“If you wish to have a life worth reading about you must first live a life worth writing about.” – Charles H. Randall
I was sexually abused as a child. I started writing this book by accident. One day over a cup of coffee, I told a friend. The words slipped out of my mouth before I could catch them. The secret, which I had hidden within myself for fifty years, was no longer a secret. As I broke down in tears, my friend became the first person to know.
The simple sharing of a secret unleashed a flood of emotions and memories. The experience was almost overwhelming and to restore order to the chaos of recollection; I started a journal which evolved into the story you are now reading.

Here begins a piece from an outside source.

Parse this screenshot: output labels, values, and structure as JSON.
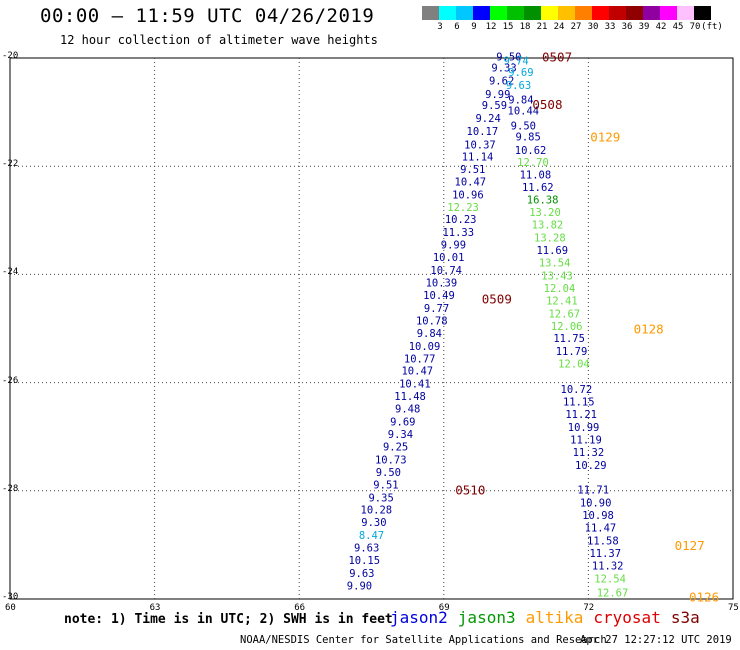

I had kept the secrets and memories of my abuse hidden within me for so long that my silence became a prison. Childhood abuse casts a long shadow over the lives of the abused.
I am a survivor of the Shadowlands, and today I’m finally free. I have begun the healing process. All the energy I had consumed keeping the secrets locked within me is now available to help myself heal.
For me, healing is nothing more than coming to terms with my past and understanding how my experiences helped to shape the person I have become.
Childhood’s forge of experience shaped my life one event at a time. Each of my abusers took their turn as the blacksmith. They assaulted my body and mind with their will, each strike shaped and twisted me into new ways and directions. I resisted, to the best of my ability. I refused to break, and I would not yield. Nevertheless, I did bend and change. I would never be the same again.
Healing will be a long and sometimes difficult road to journey, but I would rather walk this path with friends in the sunshine than to travel alone in the darkness.